Das moderne Bestiarium nährt sich von wissenschaftlichen Entdeckungen in der Tiefsee, von Organismen unter dem Mikroskop und von den Funden der Palä­­­ontologen. Davon abgeleitet entstehen die Fantasiepro­dukte der Computeranimationen, die mit einer perfekten Parallel-Realität Buchautoren und Filmregisseure animieren. Die Realität, die wir wahrnehm­en, wird von fantastischen Wesen bevölkert, die jede mittel­alterliche Vorstellung von Chimären und Hybriden übertreffen. Es sind zwei komplett verschiedene Sehwelten, die fast nichts gemeinsam haben. Die Tier­darstellungen, die seit der Antike immer wieder neu kommentiert, gemalt und erweitert wurden, verbergen eine religiöse und moralische Lektion. Ursprung und Schlüsseltext ist der Physiologus, ein Werk aus dem Griechischen ins Lateinische übersetzt, über Jahr­hunderte populär und in vielen Sprachen ­gelesen. Ein Versuch, die natürliche Welt in eine christliche Gesamtanschauung zu übertragen, in der, abgesehen von Fabelwesen, vor allem Ameisen und Bienen ­Bescheidenheit, Gehorsam und Fleiss verkörpern, die Viper vor Ehebruch warnt, das Einhorn die Jungfräulichkeit ehrt und Falken oder Pferde die Tugenden des Adels ­beschwören. Ein Bilderreigen voller Symbolik, ein Wertekosmos, der sich direkt auf den Betrachter bezieht. Der Mensch und seine Organe bleiben schicksalhaft mit terrestrischen und siderischen Kon­stellationen verbunden.
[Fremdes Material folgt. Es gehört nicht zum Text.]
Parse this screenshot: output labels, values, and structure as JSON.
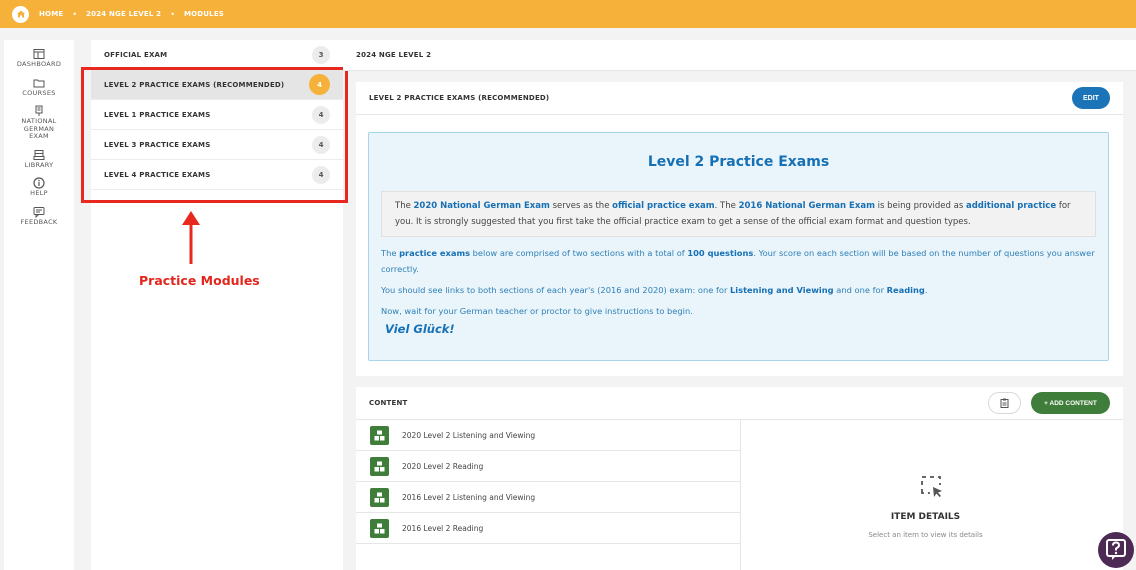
{
  "breadcrumb": {
    "home": "HOME",
    "level": "2024 NGE LEVEL 2",
    "modules": "MODULES"
  },
  "sidebar": {
    "items": [
      {
        "label": "DASHBOARD",
        "icon": "dashboard-icon"
      },
      {
        "label": "COURSES",
        "icon": "folder-icon"
      },
      {
        "label": "NATIONAL GERMAN EXAM",
        "icon": "exam-icon"
      },
      {
        "label": "LIBRARY",
        "icon": "library-icon"
      },
      {
        "label": "HELP",
        "icon": "info-icon"
      },
      {
        "label": "FEEDBACK",
        "icon": "feedback-icon"
      }
    ]
  },
  "modules": [
    {
      "label": "OFFICIAL EXAM",
      "count": "3"
    },
    {
      "label": "LEVEL 2 PRACTICE EXAMS (RECOMMENDED)",
      "count": "4",
      "active": true
    },
    {
      "label": "LEVEL 1 PRACTICE EXAMS",
      "count": "4"
    },
    {
      "label": "LEVEL 3 PRACTICE EXAMS",
      "count": "4"
    },
    {
      "label": "LEVEL 4 PRACTICE EXAMS",
      "count": "4"
    }
  ],
  "annotation": {
    "label": "Practice Modules",
    "color": "#e3261c"
  },
  "main": {
    "header": "2024 NGE LEVEL 2",
    "module_title": "LEVEL 2 PRACTICE EXAMS (RECOMMENDED)",
    "edit_label": "EDIT",
    "info": {
      "title": "Level 2 Practice Exams",
      "box": {
        "t1": "The ",
        "b1": "2020 National German Exam",
        "t2": " serves as the ",
        "b2": "official practice exam",
        "t3": ". The ",
        "b3": "2016 National German Exam",
        "t4": " is being provided as ",
        "b4": "additional practice",
        "t5": " for you. It is strongly suggested that you first take the official practice exam to get a sense of the official exam format and question types."
      },
      "p1": {
        "t1": "The ",
        "b1": "practice exams",
        "t2": " below are comprised of two sections with a total of ",
        "b2": "100 questions",
        "t3": ". Your score on each section will be based on the number of questions you answer correctly."
      },
      "p2": {
        "t1": "You should see links to both sections of each year's (2016 and 2020) exam: one for ",
        "b1": "Listening and Viewing",
        "t2": " and one for ",
        "b2": "Reading",
        "t3": "."
      },
      "p3": "Now, wait for your German teacher or proctor to give instructions to begin.",
      "closing": "Viel Glück!"
    },
    "content": {
      "title": "CONTENT",
      "add_label": "+ ADD CONTENT",
      "items": [
        "2020 Level 2 Listening and Viewing",
        "2020 Level 2 Reading",
        "2016 Level 2 Listening and Viewing",
        "2016 Level 2 Reading"
      ],
      "details_title": "ITEM DETAILS",
      "details_sub": "Select an item to view its details"
    }
  },
  "colors": {
    "accent_orange": "#f6b13a",
    "primary_blue": "#1b73b8",
    "green": "#3f7d3a",
    "help_purple": "#4d2a53"
  }
}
Seit Hume und Darwin ist nicht mehr viel davon übriggeblieben. Carl von Linné hat 1735 alle bekannten Arten in seiner Taxonomie systematisiert und mit einem ­Abschnitt über Animalia Paradoxa ergänzt, der alle aus Legenden und Mythen bekannten Geschöpfe auflistete. Ähnlich den weissen Flecken auf Landkarten, die noch lange Zeit Reservate für Monstren blieben. Seither hat keine Generation so viel Wissen über unsere ­reale Umwelt angehäuft wie unsere. Da Fauna und Flora heute fast ausschliesslich einer Verwertungs­logik unterliegen, hat sich die Sicht auf die Umwelt ­dramatisch verändert. Merkwürdigerweise sind wir nicht einfach zufrieden, in allen Primaten die nächsten Familienmitglieder oder in Foraminiferen die Schönheit der Natur zu schätzen. Geblieben ist die Erfahrung, dass die gefährlichsten Ungeheuer für Menschen seine Mitmenschen sind. Geblieben sind die Engel, ­Dämonen und Geister, der Weihnachtsmann und die Zahnfee, die Aliens, T-Rex und die Comic-Heroen. Vielleicht weil imaginäre Wesen, wozu auch die längst ­ausgestorbenen gehören, unsere Eigenschaften besser spiegeln als eine zigtausendfach vergrösserte Milbe oder ein Leuchtfisch der Tiefsee. Das Resultat ist auch für die Heilkunst eine gewisse Heimatlosigkeit, auch wenn niemand auf die Fortschritte der Diagnostik und Therapie verzichten möchte. Moderne Märchen­erzähler haben die alten Bestiarien abgelöst. Trans­humanisten, die unser Heil in der Verschmelzung mit Maschinen suchen, Astrophysiker, die Exoplaneten mit fantastischen Wesen bevölkern, SF-Schreiber, die intergalaktische Abenteuer schildern, und Fantasybuchautoren, die eine neue Zoologie magischer Kreaturen erschaffen. In diesen Chor stimmen die Lockrufe der Medizin ein. Sirenenklänge von einem schönen, gesunden, langlebigen, vielleicht einmal unsterblichen Körper. Im altägyptischen Totengericht wird das Herz des Verstorbenen gegen eine Feder aufgewogen. Wer durchfällt, den verschlingt ein Ungeheuer, halb Krokodil und Nilpferd mit dem Rumpf eines Löwen. Daran hat sich nichts geändert.